L’esordio avviene più spesso in corrispondenza del IV raggio (43% dei casi) e del V raggio (34%), mentre è rara la localizzazione al pollice. La cute può essere assottigliata e distrofica a causa della progressiva infiltrazione da parte della lesione. - Con il progredire della patologia, quando le espansioni digitali vengono coinvolte, l’espressione clinica della lesione anatomo-patologica è rappresentata dalla progressiva flessione delle articolazioni digitali MF e IF, con conseguente retrazione fissa in flessione.
Classificazione
- La malattia è stata descritta e classificata da diversi autori. La classificazione universalmente accettata e allo stesso tempo di semplice uso è quella di Tubiana (1966), basata sulla diffusione delle lesioni al palmo e sulla gravità delle lesioni delle dita (Figura 02). Essa prevede cinque stadi.
- Stadio 0: noduli, ombelicature, corde palmari.

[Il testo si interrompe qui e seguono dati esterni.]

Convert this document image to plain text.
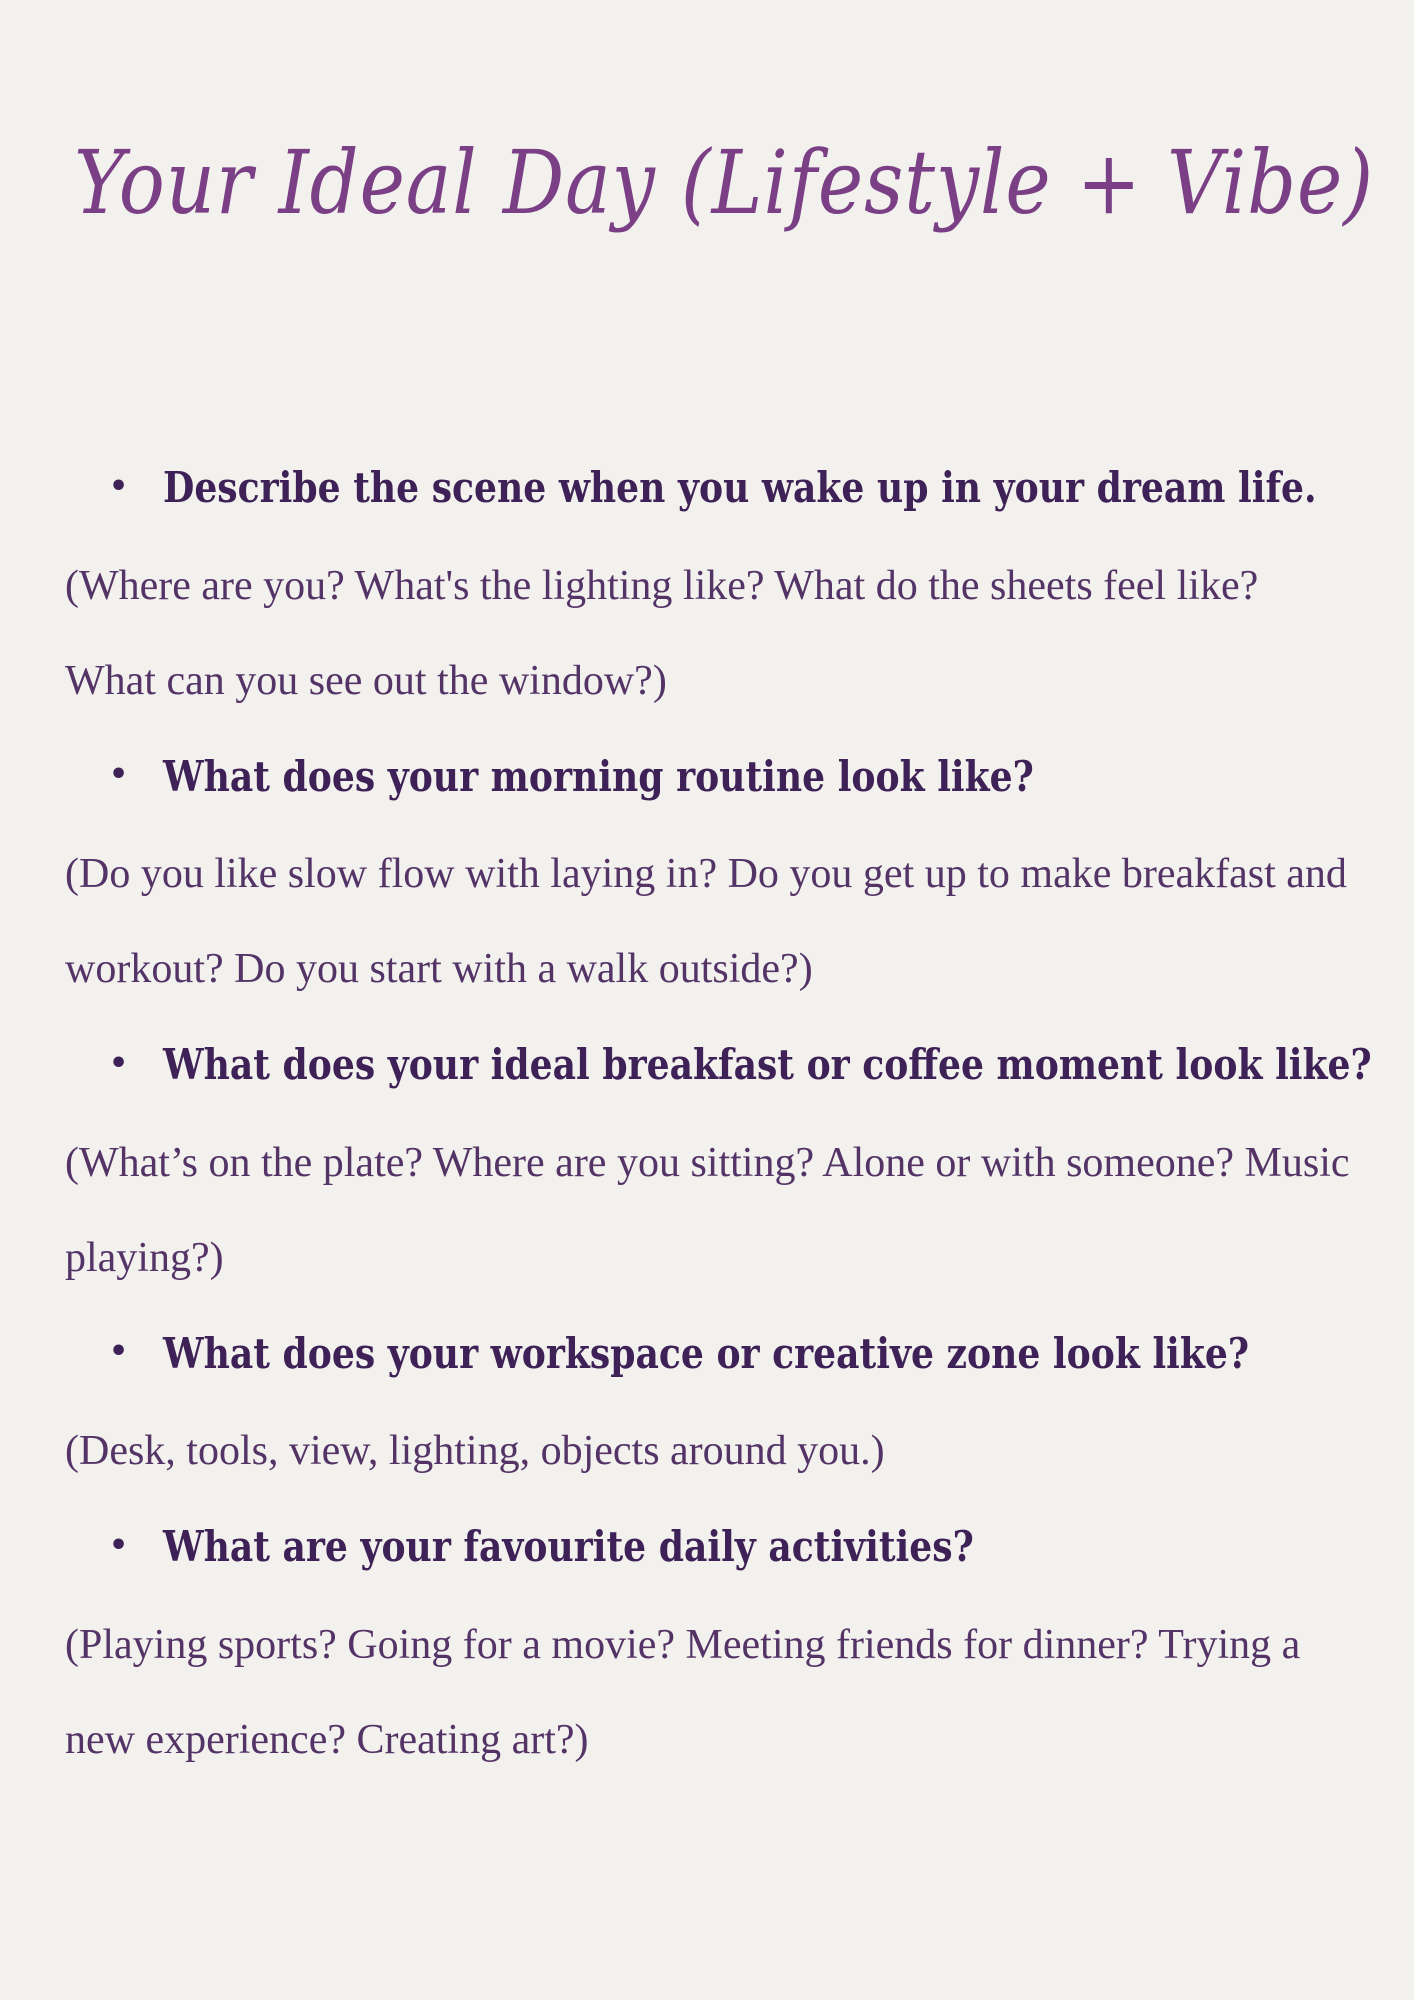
Your Ideal Day (Lifestyle + Vibe)
• Describe the scene when you wake up in your dream life.

(Where are you? What's the lighting like? What do the sheets feel like? What can you see out the window?)

• What does your morning routine look like?

(Do you like slow flow with laying in? Do you get up to make breakfast and workout? Do you start with a walk outside?)

• What does your ideal breakfast or coffee moment look like?

(What’s on the plate? Where are you sitting? Alone or with someone? Music playing?)

• What does your workspace or creative zone look like?

(Desk, tools, view, lighting, objects around you.)

• What are your favourite daily activities?

(Playing sports? Going for a movie? Meeting friends for dinner? Trying a new experience? Creating art?)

- Stadio 1: flessione della catena digitale con contrattura in flessione delle MF e delle IFP per valori compresi fra 0° e 45° complessivi delle due articolazioni.
- Stadio 2: flessione della catena digitale fra 45° e 90°.
- Stadio 3: flessione della catena digitale fra 90° e 135°.
- Stadio 4: flessione della catena digitale oltre 135°.
- La definizione numerica dello stadio è associata a una lettera che indica la topografia delle corde: la lettera P indica una lesione palmare, la lettera D esprime un interessamento digitale, infine la lettera H indica l’iperestensione dell’articolazione IFD.
In alcuni casi si riscontrano noduli dorsali dell’articolazione IFP, definiti “cuscinetti fibrosi dorsali”, dovuti a ispessimento del tessuto connettivo peritendineo. L’escursione in flessione della catena digitale è conservata mentre risulta impossibile l’estensione anche passiva. - Nella diagnosi differenziale vanno considerate le patologie con presentazione clinica similare, quali: la camptodattilia, i postumi delle ferite cutanee, le lesioni tendinee, le ustioni, le rigidità articolari delle dita in flessione.
- La malattia di Dupuytren può essere associata ad altre lesioni caratterizzate da fibrosi: il morbo di La Peyronye, che coinvolge i corpi cavernosi del pene, e il morbo di Ledderhose, ovvero la fibromatosi della fascia plantare del piede.
Figura 02
Figura 02: Classificazione di tubiana della malattia di dupuytren (si veda la spiegazione nel testo): stadio 2 P (a); stadio 2 D (b); stadio 4 P D(c); stadio 4 P D (H) (d).